2. Mme A... soutient que cette décision mettant un terme à ses fonctions de cadre de santé pour l'affecter sur un poste d'infirmière est illégale dès lors qu'un tel changement d'affectation n'était pas justifié par l'intérêt du service. Il ressort toutefois des nombreuses pièces produites au dossier par l'EHPAD Manon Cormier, notamment de compte-rendus de séances du comité d'hygiène, de sécurité et des conditions de travail, du comité technique d'établissement et de différentes réunions du personnel que Mme A... rencontrait d'importantes difficultés dans l'exercice de ses fonctions de cadre de santé. En particulier, de nombreux problèmes de management ainsi que des difficultés récurrentes dans l'organisation du planning des agents nuisaient au bon fonctionnement de service, Mme A... n'étant pas parvenue à les corriger en dépit des nombreux signalements et réunions dont ils ont fait l'objet. Dans ces conditions, la requérante n'est pas fondée à soutenir que la décision du 24 mars 2016 n'était pas justifiée par l'intérêt du service. Par ailleurs, il ne ressort pas des pièces du dossier que cette décision révèlerait une sanction disciplinaire déguisée et serait entachée d'un détournement de pouvoir.
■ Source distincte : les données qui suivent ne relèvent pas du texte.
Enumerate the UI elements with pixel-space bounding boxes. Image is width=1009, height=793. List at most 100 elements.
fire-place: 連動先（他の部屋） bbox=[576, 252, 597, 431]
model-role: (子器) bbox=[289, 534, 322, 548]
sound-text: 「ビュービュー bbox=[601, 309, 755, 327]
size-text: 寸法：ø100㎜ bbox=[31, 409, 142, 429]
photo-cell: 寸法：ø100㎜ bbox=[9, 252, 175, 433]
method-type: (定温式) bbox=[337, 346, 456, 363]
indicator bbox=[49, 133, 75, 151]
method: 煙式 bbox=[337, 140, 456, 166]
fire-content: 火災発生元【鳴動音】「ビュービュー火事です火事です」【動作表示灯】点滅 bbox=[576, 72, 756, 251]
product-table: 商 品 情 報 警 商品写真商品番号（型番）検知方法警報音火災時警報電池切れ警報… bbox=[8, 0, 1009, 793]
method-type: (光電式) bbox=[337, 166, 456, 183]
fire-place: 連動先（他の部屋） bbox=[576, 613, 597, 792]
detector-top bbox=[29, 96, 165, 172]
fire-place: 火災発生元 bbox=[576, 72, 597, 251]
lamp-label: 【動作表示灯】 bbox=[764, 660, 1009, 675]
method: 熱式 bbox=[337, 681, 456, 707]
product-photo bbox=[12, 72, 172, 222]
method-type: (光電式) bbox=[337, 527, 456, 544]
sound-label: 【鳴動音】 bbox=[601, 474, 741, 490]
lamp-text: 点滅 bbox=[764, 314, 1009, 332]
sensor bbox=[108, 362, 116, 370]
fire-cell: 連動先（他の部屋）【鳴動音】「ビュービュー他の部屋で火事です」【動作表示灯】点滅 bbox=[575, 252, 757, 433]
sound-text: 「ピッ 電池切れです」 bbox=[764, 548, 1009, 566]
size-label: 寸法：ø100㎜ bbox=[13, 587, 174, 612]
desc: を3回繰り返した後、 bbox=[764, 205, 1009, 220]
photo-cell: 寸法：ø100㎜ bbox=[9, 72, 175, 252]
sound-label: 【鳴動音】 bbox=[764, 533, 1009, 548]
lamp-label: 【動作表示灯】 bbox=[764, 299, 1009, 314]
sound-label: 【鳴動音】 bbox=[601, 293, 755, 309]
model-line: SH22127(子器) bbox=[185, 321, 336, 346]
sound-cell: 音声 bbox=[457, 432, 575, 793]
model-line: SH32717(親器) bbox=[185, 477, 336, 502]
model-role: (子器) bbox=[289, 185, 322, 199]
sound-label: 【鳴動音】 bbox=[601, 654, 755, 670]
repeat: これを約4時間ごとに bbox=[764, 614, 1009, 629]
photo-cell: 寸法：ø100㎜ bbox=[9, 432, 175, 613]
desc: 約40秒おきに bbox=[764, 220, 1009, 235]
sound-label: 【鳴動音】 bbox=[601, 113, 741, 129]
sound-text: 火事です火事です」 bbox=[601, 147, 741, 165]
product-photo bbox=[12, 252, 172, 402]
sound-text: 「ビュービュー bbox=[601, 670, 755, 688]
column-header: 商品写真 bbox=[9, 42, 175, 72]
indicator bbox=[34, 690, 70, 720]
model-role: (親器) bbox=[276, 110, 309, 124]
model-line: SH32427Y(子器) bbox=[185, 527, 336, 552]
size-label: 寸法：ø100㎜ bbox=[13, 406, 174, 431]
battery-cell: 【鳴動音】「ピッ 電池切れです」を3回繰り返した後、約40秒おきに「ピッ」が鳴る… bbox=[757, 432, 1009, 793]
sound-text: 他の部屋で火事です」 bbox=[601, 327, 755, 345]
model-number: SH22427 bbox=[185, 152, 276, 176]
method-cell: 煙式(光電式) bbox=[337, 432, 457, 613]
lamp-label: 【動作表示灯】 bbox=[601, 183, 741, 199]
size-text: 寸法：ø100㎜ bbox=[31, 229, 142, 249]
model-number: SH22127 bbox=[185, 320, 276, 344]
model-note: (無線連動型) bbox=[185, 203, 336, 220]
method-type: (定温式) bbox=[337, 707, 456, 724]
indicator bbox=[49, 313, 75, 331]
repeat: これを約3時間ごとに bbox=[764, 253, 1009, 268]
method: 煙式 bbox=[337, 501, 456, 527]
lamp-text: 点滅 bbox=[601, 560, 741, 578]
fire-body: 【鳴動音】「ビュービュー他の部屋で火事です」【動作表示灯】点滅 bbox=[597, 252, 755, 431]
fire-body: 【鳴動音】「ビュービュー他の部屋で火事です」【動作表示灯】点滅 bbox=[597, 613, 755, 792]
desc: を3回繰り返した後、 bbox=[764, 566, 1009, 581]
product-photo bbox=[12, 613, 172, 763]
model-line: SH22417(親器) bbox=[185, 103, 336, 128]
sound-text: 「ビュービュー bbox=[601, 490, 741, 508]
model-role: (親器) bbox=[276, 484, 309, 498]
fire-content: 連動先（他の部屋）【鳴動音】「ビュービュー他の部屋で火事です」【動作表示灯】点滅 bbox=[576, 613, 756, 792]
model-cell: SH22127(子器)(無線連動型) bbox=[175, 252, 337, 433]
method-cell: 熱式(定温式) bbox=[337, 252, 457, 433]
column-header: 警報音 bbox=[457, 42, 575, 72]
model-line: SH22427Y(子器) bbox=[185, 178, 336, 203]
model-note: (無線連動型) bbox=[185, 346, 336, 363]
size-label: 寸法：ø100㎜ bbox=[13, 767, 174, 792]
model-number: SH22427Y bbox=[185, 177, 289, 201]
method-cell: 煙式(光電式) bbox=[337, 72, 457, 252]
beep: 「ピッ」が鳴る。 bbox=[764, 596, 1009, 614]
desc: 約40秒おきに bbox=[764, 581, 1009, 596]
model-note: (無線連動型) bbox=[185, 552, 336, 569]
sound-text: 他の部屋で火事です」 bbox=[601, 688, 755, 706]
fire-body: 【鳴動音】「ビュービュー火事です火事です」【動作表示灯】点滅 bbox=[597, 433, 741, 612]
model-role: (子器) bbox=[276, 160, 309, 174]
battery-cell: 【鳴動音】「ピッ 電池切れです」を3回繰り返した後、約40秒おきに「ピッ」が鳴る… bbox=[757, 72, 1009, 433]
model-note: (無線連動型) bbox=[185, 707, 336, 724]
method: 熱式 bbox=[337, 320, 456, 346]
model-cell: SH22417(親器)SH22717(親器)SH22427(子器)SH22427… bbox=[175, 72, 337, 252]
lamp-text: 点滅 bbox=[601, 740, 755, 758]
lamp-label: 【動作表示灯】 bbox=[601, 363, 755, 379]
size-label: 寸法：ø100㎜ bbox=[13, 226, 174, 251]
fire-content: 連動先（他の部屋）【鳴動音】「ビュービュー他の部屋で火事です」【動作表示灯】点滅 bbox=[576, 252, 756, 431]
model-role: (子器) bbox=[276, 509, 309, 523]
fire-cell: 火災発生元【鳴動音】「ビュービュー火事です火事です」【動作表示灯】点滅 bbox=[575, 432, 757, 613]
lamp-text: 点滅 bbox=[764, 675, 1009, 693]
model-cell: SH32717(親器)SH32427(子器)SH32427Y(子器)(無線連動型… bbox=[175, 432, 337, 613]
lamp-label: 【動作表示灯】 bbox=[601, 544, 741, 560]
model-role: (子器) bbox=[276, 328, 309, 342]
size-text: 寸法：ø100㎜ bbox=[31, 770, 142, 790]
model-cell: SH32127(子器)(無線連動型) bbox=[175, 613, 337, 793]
En ce qui concerne la légalité de la décision du 13 février 2017 :

3. Il ressort des pièces du dossier que le médecin du travail, consulté pour évaluer l'aptitude de Mme A... à reprendre ses fonctions à l'issue de son congé de maladie, a émis un premier avis le 13 février 2017 indiquant que l'intéressée occupait un poste de cadre de santé, puis un second avis, le même jour, portant la mention " annule et remplace " et précisant qu'elle occupait un poste d'infirmière. Si Mme A... soutient que la procédure est irrégulière faute pour ce second avis de préciser quelle décision est annulée et remplacée, il ressort à l'évidence des pièces du dossier que ce second avis a pour objet et pour effet de se substituer au premier, seulement entaché d'une erreur de plume quant aux fonctions qui lui étaient assignées au sein de l'EHPAD Manon Cormier. En outre, contrairement à ce que soutient la requérante, la circonstance que deux avis aient été émis le même jour par le médecin du travail ne saurait suffire à entacher la procédure d'une quelconque irrégularité.
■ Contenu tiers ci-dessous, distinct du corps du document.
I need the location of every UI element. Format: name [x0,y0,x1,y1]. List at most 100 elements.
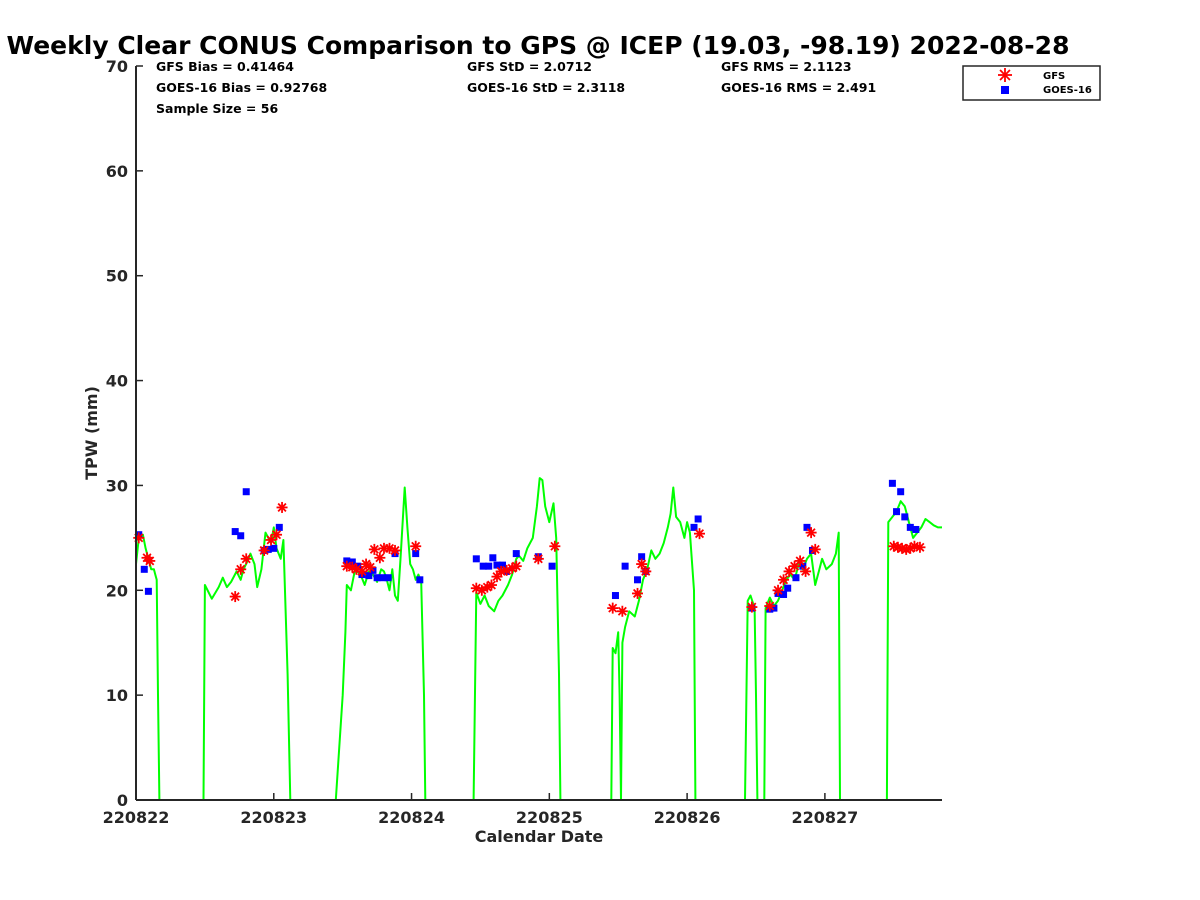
gps-series-line [472,477,562,801]
gfs-point [510,560,522,572]
gfs-point [800,565,812,577]
goes16-point [479,562,487,570]
gfs-point [549,540,561,552]
goes16-point [912,525,920,533]
gfs-point [778,574,790,586]
gps-series-line [610,486,697,801]
x-tick-label: 220823 [240,808,307,827]
goes16-point [384,574,392,582]
goes-rms-text: GOES-16 RMS = 2.491 [721,80,876,95]
gfs-point [532,553,544,565]
goes16-point [144,587,152,595]
y-tick-label: 60 [106,162,128,181]
gfs-point [764,600,776,612]
goes16-point [611,592,619,600]
goes16-point [275,523,283,531]
goes16-point [264,545,272,553]
y-axis-label: TPW (mm) [82,386,101,480]
goes16-point [694,515,702,523]
gfs-std-text: GFS StD = 2.0712 [467,59,592,74]
legend-gfs-label: GFS [1043,71,1065,82]
goes16-point [634,576,642,584]
x-axis-label: Calendar Date [475,827,604,846]
goes16-point [808,546,816,554]
gfs-point [235,563,247,575]
gfs-bias-text: GFS Bias = 0.41464 [156,59,294,74]
gfs-point [276,501,288,513]
goes16-point [498,561,506,569]
gfs-point [607,602,619,614]
goes16-point [365,572,373,580]
goes16-point [412,550,420,558]
y-axis-ticks: 0 10 20 30 40 50 60 70 [106,57,143,810]
legend-box [962,65,1101,101]
gfs-point [809,543,821,555]
goes16-point [354,562,362,570]
goes16-point [893,508,901,516]
gfs-point [410,540,422,552]
y-tick-label: 40 [106,372,128,391]
gfs-point [374,552,386,564]
x-tick-label: 220822 [103,808,170,827]
gps-series-line [763,531,841,801]
y-tick-label: 50 [106,267,128,286]
gfs-point [616,605,628,617]
legend-goes-label: GOES-16 [1043,85,1092,96]
goes16-point [621,562,629,570]
x-tick-label: 220824 [378,808,445,827]
gfs-point [350,563,362,575]
goes16-point [799,562,807,570]
stats-block: GFS Bias = 0.41464 GOES-16 Bias = 0.9276… [156,59,876,116]
goes16-point [792,574,800,582]
plot-area [133,477,942,801]
chart-title: Weekly Clear CONUS Comparison to GPS @ I… [7,31,1070,60]
x-tick-label: 220827 [791,808,858,827]
goes16-point [897,488,905,496]
gfs-point [133,532,145,544]
gfs-point [485,579,497,591]
goes16-point [548,562,556,570]
gfs-point [144,555,156,567]
gps-series-line [744,594,759,801]
goes16-point [231,528,239,536]
y-tick-label: 0 [117,791,128,810]
x-tick-label: 220825 [516,808,583,827]
gfs-point [389,544,401,556]
goes16-point [512,550,520,558]
gfs-rms-text: GFS RMS = 2.1123 [721,59,852,74]
goes16-point [784,584,792,592]
goes16-point [416,576,424,584]
y-tick-label: 30 [106,476,128,495]
legend: GFS GOES-16 [962,65,1101,101]
goes16-point [690,523,698,531]
gps-series-line [202,526,292,801]
gps-series-line [135,533,161,801]
gfs-point [356,565,368,577]
goes16-point [770,604,778,612]
legend-gfs-asterisk-icon [998,68,1012,82]
goes16-point [140,565,148,573]
gfs-point [794,555,806,567]
goes16-point [493,561,501,569]
gfs-point [364,561,376,573]
gfs-point [271,529,283,541]
gfs-point [772,584,784,596]
y-tick-label: 10 [106,686,128,705]
goes16-point [242,488,250,496]
goes16-point [485,562,493,570]
y-tick-label: 70 [106,57,128,76]
goes16-point [489,554,497,562]
goes16-point [901,513,909,521]
gfs-point [805,527,817,539]
gfs-point [368,543,380,555]
y-tick-label: 20 [106,581,128,600]
goes16-point [379,574,387,582]
gfs-point [240,553,252,565]
gfs-point [632,587,644,599]
goes16-point [780,590,788,598]
legend-gfs-asterisk [998,68,1012,82]
gfs-point [258,544,270,556]
goes-bias-text: GOES-16 Bias = 0.92768 [156,80,327,95]
goes16-point [472,555,480,563]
4. La légalité d'une décision administrative s'appréciant à la date de son édiction, la circonstance que le médecin du travail se soit prononcé sur l'aptitude de Mme A... à reprendre des fonctions d'infirmière et non d'infirmière faisant fonction de cadre de santé est dépourvue d'incidence sur la régularité de la procédure préalable à la décision litigieuse du 13 février 2017, dès lors qu'à cette date Mme A... avait été réaffectée sur un poste d'infirmière en soins par la décision du 24 mars 2016.

5. Contrairement à ce que soutient Mme A..., il ne ressort pas des pièces du dossier, et en particulier pas du second avis émis et signé par le médecin du travail le 13 février 2017, que celui-ci n'aurait pas évalué, au terme d'un entretien qui a duré près d'une heure et demie, l'aptitude de l'intéressée à reprendre des fonctions d'infirmière en soins.

6. Ainsi que l'ont retenu les premiers juges, la décision litigieuse du 13 février 2017 autorisant Mme A... à exercer ses fonctions à temps partiel pour raison thérapeutique doit implicitement mais nécessairement être regardée comme se référant au second avis d'aptitude qui porte la mention " annule et remplace ". Cette décision n'est entachée d'aucun vice de forme à cet égard.

7. Si Mme A... soutient que l'avis du médecin du travail et la décision du 13 février 2017 sont entachées d'une erreur d'appréciation quant à son aptitude à reprendre son activité professionnelle sur un poste d'infirmière, elle se borne à exposer qu'elle n'a pas exercé de telles fonctions depuis longtemps, circonstance qui est relative à ses compétences professionnelles et non à son aptitude médicale, et ne saurait être de nature à contredire une telle appréciation.

8. Les moyens dirigés contre la décision du 24 mars 2016 ayant été précédemment écartés, Mme A... n'est pas fondée à soutenir que la décision du 13 février 2017 devrait être annulée par voie de conséquence de l'annulation de cette décision.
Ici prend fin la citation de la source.